La transgresión reactiva, entonces, como instancia de un doble movimiento: rompe acuerdos básicos de las prácticas democráticas (y lo hace no de cualquier modo sino bajo la forma de un realismo que denuncia su “formalidad”), pero lo hace en nombre de mayor libertad; y, a la vez, busca asegurar el retorno, ya sin mediaciones “democráticas”, de jerarquías patriarcales más rígidas: el Macho, el Blanco, el Patrón. Ese doble juego es lo que singulariza, podemos pensar, la “forma del contenido” de las nuevas derechas: el de una simulación exhibicionista de la ruptura de reglas para reafirmar el retorno de un ordenamiento violento a partir de jerarquías patriarcales, racistas y de clase que, a su vez, se muestran como la “verdad” del orden sexual-político en disputa.

 

4.

 

Como venimos apuntando, es necesario poner en conexión estas dinámicas con las formas productivas contemporáneas. ¿Cómo se sostiene una ampliación de la movilización afectiva de masas requerida por una producción crecientemente dedicada a la comunicación, a la producción y consumo permanente de imágenes, textos, noticias, sin que eso implique –como señalaba Walter Benjamin– ninguna alteración en las relaciones de propiedad? Es decir, “¿cómo las formas expresivas son dinámicas directamente productivas que a la vez que son incentivadas requieren ser compatibles con una acelerada concentración de los medios que las viabilizan?” Como sabemos, la respuesta de Benjamin fue que la guerra imperialista era el dispositivo que permite combinar movilización de masas y conservación de las relaciones propietarias. ¿Cuál es la forma de la guerra que hoy permite esa simultaneidad?
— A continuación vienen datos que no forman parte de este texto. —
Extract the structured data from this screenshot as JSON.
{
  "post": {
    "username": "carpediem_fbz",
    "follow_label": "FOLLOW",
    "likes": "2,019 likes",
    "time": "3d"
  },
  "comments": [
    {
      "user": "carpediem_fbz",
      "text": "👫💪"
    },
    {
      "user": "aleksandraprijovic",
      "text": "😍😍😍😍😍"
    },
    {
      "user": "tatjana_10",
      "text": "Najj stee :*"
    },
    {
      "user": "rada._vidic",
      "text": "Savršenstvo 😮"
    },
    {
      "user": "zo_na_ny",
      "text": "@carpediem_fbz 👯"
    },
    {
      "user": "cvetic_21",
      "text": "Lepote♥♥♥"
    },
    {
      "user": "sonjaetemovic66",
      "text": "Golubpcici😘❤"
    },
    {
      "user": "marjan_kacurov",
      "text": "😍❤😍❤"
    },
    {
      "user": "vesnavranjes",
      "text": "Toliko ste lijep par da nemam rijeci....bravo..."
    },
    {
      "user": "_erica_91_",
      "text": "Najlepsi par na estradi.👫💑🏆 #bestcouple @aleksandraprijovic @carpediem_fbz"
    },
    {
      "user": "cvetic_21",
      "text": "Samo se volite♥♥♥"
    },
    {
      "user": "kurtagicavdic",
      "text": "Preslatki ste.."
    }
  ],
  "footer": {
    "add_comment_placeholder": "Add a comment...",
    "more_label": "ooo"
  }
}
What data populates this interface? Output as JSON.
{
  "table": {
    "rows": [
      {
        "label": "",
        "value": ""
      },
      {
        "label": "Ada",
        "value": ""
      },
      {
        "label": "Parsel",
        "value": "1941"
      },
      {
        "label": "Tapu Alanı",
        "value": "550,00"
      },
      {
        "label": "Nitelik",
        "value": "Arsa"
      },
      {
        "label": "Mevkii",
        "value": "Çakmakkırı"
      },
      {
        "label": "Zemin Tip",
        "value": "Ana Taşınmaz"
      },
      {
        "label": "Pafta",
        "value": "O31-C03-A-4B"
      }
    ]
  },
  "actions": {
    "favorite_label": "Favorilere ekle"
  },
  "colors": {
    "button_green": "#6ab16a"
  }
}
Un despliegue de ese campo de batalla podemos leerlo en las plataformas digitales, como sistema que concentra explotación del trabajo, producciones de subjetividad, extracción de datos y expansión-concentración logística. Como imagen del trabajo y la comunicación, de la velocidad y la fusión de los circuitos de producción, de dinámicas de distribución y segmentación del consumo, puede leerse en la economía de plataforma una capilaridad del capital como maquinaria logística-comunicativa. Su dependencia de las terminales de comunicación parece llevar al máximo la conexión entre deseo y expresión, violencia y gestión anímica de la crisis.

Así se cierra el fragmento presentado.